Podíamos estar num filme assinado Fritz Lang (O Tigre de Bengala,
Desejo Humano) ou Brian De Palma (Vestida Para Matar, Femme
Fatale), mas esta imagem de base que fornece o que será vital
à dramaturgia pertence tão-somente e apenas a Brisseau (os
planos que abrem Boda Branca e Anjo Negro são exemplos
deste tipo de sobriedade cênica).
2. A Girl and a Gun (ou melhor
ainda, A Girl is a Gun)
São duas as protagonistas
de Coisas Secretas: Nathalie e Sandrine. A primeira morena, a segunda
loira. Às coisas uma ordem: quem é o objeto de desejo e
aquele que deseja? Essa foi uma das questões que volta e meia durante
a projeção eu precisava retomar, e é apenas uma das
várias que o filme propõe num primeiro momento apenas para
conseqüentemente diluir, confundir ou tornar deliberadamente confusa
e arbitrária. Como nas relações entre o professor
Bruno Cremer e a aluna Vanessa Paradis em Boda Branca ou entre
o advogado Tchéky Karyo e a dondoca Sylvie Vartan em Anjo Negro,
para Brisseau não existe uma linha precisa e irreversível
que separe objeto de sujeito: ambos se confundem na medida em que as tensões
entre as personagens desenvolvem-se, e desta confusão Brisseau
desenvolve toda uma estratégia de encenação. Os movimentos
quase imperceptíveis da câmera - que hora revelam muito pouco,
hora revelam demais -, os embates sexuais entre as personagens, a atenção
dada ao décor como espaço de encontros íntimos
e clandestinos, tudo isso Brisseau concebe não como um mero dispositivo
de representação de sexualidade/sensualidade mas - e é
aqui que percebemos o grande trunfo de sua encenação - como
um cinema que devolve a todas essas coisas (secretas ou não) o
rigor de uma construção, a impecabilidade de uma decupagem,
um sentido verdadeiro de mise en scène; enfim, uma vontade
enorme de cinema.
3. Uma longa tradição
Jamais - nem mesmo em Buñuel,
De Palma ou Almodóvar - o sexo foi tornado material tão
essencialmente cinematográfico, para fins tão deliberadamente
metalingüísticos. Muitos já tentaram impingir uma forma
cinematográfica a estes momentos de onde irrompe uma explosão
descomunal de desejo e volúpia - um grupo bastante eclético
e formado por cineastas tão diversos quanto Orson Welles, Nagisa
Oshima, Carlos Reichenbach, Marco Bellocchio e Claire Denis.

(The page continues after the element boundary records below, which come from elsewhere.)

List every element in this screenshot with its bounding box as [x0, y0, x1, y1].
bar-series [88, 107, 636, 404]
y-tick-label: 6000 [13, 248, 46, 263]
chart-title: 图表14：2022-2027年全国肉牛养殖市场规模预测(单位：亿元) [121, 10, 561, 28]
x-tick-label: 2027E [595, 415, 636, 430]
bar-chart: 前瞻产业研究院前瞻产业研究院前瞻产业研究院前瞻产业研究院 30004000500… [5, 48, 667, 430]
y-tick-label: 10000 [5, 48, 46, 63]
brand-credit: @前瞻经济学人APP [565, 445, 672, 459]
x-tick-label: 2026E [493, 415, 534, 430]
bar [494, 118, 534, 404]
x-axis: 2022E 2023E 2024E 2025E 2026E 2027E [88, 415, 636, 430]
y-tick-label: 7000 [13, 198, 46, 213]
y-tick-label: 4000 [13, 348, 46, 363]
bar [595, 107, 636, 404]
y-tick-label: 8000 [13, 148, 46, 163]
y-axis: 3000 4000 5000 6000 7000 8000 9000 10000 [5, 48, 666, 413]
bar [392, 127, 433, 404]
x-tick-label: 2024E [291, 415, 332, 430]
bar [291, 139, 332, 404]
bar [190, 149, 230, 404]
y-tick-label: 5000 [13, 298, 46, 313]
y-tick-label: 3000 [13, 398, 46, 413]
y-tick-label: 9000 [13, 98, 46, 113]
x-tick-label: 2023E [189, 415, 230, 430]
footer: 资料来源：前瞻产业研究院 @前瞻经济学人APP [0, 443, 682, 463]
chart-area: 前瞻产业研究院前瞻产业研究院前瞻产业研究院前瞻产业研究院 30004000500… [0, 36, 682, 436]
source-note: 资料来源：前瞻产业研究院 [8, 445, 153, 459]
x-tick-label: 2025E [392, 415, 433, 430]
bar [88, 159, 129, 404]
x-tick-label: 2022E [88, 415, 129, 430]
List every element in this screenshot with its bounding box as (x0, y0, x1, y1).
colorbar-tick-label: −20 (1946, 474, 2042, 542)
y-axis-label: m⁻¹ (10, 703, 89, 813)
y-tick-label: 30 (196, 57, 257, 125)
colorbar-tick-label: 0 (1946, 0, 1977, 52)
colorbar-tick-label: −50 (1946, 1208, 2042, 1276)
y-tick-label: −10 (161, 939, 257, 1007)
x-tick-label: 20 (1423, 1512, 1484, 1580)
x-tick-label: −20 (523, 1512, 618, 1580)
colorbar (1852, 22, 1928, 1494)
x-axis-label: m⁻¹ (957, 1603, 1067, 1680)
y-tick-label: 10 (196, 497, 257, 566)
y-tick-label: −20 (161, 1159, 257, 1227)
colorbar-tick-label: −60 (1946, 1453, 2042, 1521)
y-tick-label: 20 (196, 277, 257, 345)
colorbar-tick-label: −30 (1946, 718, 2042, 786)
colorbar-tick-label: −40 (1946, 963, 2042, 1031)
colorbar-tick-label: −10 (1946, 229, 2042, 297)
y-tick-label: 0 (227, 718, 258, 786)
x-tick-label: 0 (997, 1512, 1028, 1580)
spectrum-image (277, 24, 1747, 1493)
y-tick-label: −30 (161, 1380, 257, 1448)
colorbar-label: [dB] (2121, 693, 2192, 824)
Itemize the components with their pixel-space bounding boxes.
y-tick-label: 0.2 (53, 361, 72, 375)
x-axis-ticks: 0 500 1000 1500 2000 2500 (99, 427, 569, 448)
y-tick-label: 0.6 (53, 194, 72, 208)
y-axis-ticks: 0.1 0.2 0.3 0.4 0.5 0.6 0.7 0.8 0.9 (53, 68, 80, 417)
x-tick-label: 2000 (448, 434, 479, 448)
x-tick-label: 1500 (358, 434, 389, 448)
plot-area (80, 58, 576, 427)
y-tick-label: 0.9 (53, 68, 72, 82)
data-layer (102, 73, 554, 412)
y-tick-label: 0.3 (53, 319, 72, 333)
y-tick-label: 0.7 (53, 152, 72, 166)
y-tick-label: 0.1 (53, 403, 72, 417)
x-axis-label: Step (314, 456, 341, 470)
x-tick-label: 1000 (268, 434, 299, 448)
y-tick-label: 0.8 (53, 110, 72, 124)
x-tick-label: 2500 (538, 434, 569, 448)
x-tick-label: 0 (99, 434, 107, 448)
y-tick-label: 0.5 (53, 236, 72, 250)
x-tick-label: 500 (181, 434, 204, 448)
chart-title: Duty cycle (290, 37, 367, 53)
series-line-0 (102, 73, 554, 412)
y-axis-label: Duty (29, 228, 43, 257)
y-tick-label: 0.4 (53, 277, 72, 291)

É
bem sabido que a sexualidade tem uma vasta relação com a
história do cinema e que tal relação já foi
várias vezes explorada, mas isso não interessa aqui da mesma
forma que não interessa a Brisseau em seu filme. O que de fato
importa é perceber nas imagens - e principalmente na forma como
são encenadas - todos os estágios da sexualidade respondendo
a uma extensa história e como nesta resposta faz-se inevitável
a intermediação de diálogos rigorosos e ambivalentes
com tópicos de difícil abordagem - religião, moral,
sociologia, marxismo, estética, sociedade. Nada mais absurdo e
grosseiro que perceber Coisas Secretas como simples brincadeira
de um diretor que apenas quer ver garotas nuas se tocando quando o que
Brisseau nos apresenta é um estudo severo sobre poder -
do corpo sobre a palavra, do conquistador sobre a conquista, do desejo
sobre quem deseja. Várias etapas de um mesmo problema, e um problema
que jamais abandona seu estatuto de imagem cinematográfica.
4. Coisas secretas
Sexe is cinema. Há
uma cena, e nessa cena um movimento da câmera, que encompassa todo
o brilho do filme: Nathalie e Sandrine trocam carícias num túnel
de metrô, escondidas numa minúsculo e apertado compartimento.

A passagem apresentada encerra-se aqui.